Brasil

Lidamos com aquilo que ninguém quer, diz coveiro

Folhapress | 14/07/20 - 20h37
Osmair Cândido durante entrevista para a TV Folha, em 2018 | Reprodução

"A família não pode acompanhar, o médico não pode fazer a necropsia, mas quem vai colocar a mãozinha lá? O coveiro", diz Osmair Camargo Cândido sobre os enterros daqueles que morreram em decorrência da Covid-19. "Lidamos com aquilo que ninguém quer", resume.

Na profissão há mais de três décadas e há cinco anos no cemitério da Penha, ele conta que devido ao grande número de mortes causados pela pandemia, profissionais da sua área têm sofrido grande desgaste psicológico.

"A pessoa sai de casa para baixo, abre a internet e qualquer canal de comunicação já te fala da possibilidade de contaminação", reflete. "Se estão mandando isolar é porque o contágio é rápido.

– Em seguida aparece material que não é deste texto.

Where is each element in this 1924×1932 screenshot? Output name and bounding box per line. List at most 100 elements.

A pessoa já começa a supor que vai lidar com pessoas mortas e, se pegar esse vírus, também vai morrer."

Ele enxerga que "a pandemia causa pavor" e que o maior medo entre as pessoas é quem será o próximo. "Você não sabe quem tem o vírus ou não, e aquele teste? Para você não tem, tem até reza do papa, tem tapinha nas costas, tem reportagem no jornal, mas o teste não tem."

Durante enterros nos últimos meses, o coveiro presenciou cenas marcantes, como de mães chorando e gritando o nome dos filhos. "É algo extremamente penoso", define ele, que acredita que a doença foi um "um convite à empatia, a se colocar no lugar do outro".

Candido compara o caminho de um paciente até a morte como um procedimento engessado como os trabalhadores dentro da fábrica como no filme "Tempos Modernos" (1936) de Charles Chaplin. O coveiro diz que, no cenário pandêmico, todos passam pelas mesmas etapas: "ambulância, médico, padre, cova, e o morto é só mais um numerozinho".

Enquanto conversa com a reportagem pelo telefone, ele, que é formado em filosofia pelo Mackenzie, conta que anda "cansadinho". "Imagina um velhinho com a perna esticada na cama", brinca ele que prefere não divulgar a idade exata "coloca aí que tenho quase 60 anos".

Ele também é colunista no podcast Finitude e leciona na Ananec (Associação Nacional de Necrópsia), mas devido à pandemia, as aulas foram interrompidas. "Dou aula de ética. A teoria gostam, mas praticar que é bom é uma dificuldade."

Cândido diz que não é de esquerda e nem de direita e é na necrópole que consegue fugir da dicotomia política, na qual enxerga de um lado o presidente Jair Bolsonaro (sem partido) e do outro Lula (PT). Mas elogia o prefeito o Bruno Covas (PSDB) e diz que tem uma admiração por ele.

"Gostaria que ele se restabelecesse", diz, sobre o câncer do prefeito.
Apesar de a profissão envolver tristeza, ele conta que raramente chora. "Sou coveiro porque quis ser, gosto de ver a sociedade de baixo para cima", afirma.

Ele acredita que a profissão lhe proporciona uma experiência social maravilhosa, pois sabe exatamente como o homem termina.

"O coveiro não reverencia apenas as pessoas que estão enlutadas, ele reverência também a morte", explica Cândido.

Para se tornar um bom coveiro, é preciso respeitar o silêncio e ser discreto em respeito aos presentes, diz. "Não pode falar nada. Você está ali, o cara pagou e você tem que ficar ali quietinho, sabe porquê? Porque o cara está no ápice da tristeza", diz.

"Ninguém gosta de alguém engraçadinho quando tá sepultando a mãe, o pai, ou o amigo. Fica quietinho e faz", diz.

Para ele, o lado bom da profissão é conhecer a verdade daqueles que estão enterrando os seus entes. Mas afirma que ser coveiro hoje em dia não é um bom negócio, "ninguém se aproxima demais".

Mesmo assim, ele diz que com tantos anos na profissão já presenciou os mais diversos velórios, como num que tocou rock'n'roll, outro que aconteceu um piquenique e um que teve até show de strip-tease. "A moça se zangou comigo porque tive que pedir para ela colocar a roupa", conta ele que relembra que "alguns presentes filmaram a palhaçada toda lá".

Ele acredita que se alguém quiser conhecer uma cidade, é preciso saber como a mesma sepulta as pessoas: "quem despreza o morto, vai desprezar o vivo". E cita, por exemplo, países como França e Argentina, em que os mortos são sepultados em lugares visitáveis, que se tornam locais turísticos ou nos Estados Unidos, onde foram construídos memoriais em homenagem a pessoas mortas.

"Eu tenho contato com todo mundo de necrotério", diz Cândido, que resume em poucas palavras o porquê da morte o fascinar tanto: é o futuro.